Here’s my description of how Nings can be used by thoughtful adults, along with links to several to which I can claim membership:
Using a Ning to Build a Network
Nings have become an increasingly popular way to network with other people and groups who share similar interests with you and your school district. Ning currently hosts more than 500,000 networks on the web, and that number is growing.
Ning provides free, easy-to-navigate online software that allows you to create a social networking website available to a larger group of members. Once created, it can be used as a platform for sharing best practices, links, photos, videos and other information.
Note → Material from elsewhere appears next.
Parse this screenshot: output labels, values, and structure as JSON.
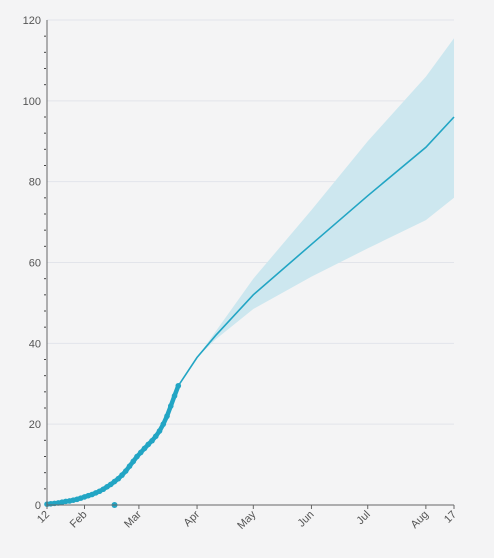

Generally, the success of a Ning depends entirely on its members and how they use it.
Here are a few examples of how you can use a Ning:
- PR departments can use a Ning site to share publications and news items about a school district with anyone who signs up as a member (parents, students, staff).
- School district administrative and leadership teams can work together and communicate via a Ning, and avoid having to use long email lists and attachments to share information.
- PTAs can create Nings for members.
- Teachers can create a Ning for their department, their school, their district, or for fellow teachers around the country.
Nings can be used for small niche networks (teachers within a department, for example) or in a larger way (national or state public relations professionals).You can set the privacy level, restricting membership by invitation only or keeping it open to anyone who wants to join. Free Ning tools include discussion forums, chats, video sharing, photo sharing, link sharing, and more. You can also set the frequency with which you’ll receive updates from your Ning groups.
The Ning Premium service, at $19.95 a month, allows you to point your Ning to a domain name and to add or delete advertising, among other details. But the free service fits most groups well. You can also choose the domain name option for $4.95 a month.
Here in the Hudson Valley region of New York, we have created a group Ning for school public relations professionals, where we can share best practices and put our collective brain trust together on such topics as the local press, school budget challenges, and upcoming meetings. We have also created several subgroups within the Ning, including one on using technology.
Here are links to the Hudson Valley PR Ning and other sample Nings on the web:
Classroom 2.0 (A professional development Ning for teachers with 18,000 members)
PR Open Mic (A Ning for PR students, faculty members and practitioners with 4,100 members.
The Hurricane Information Center (a Ning for individuals interested in hurricane updates, with 700 members)
The HudSPRA Network (A newly created Ning created for school PR professionals in the NY Hudson Valley region.)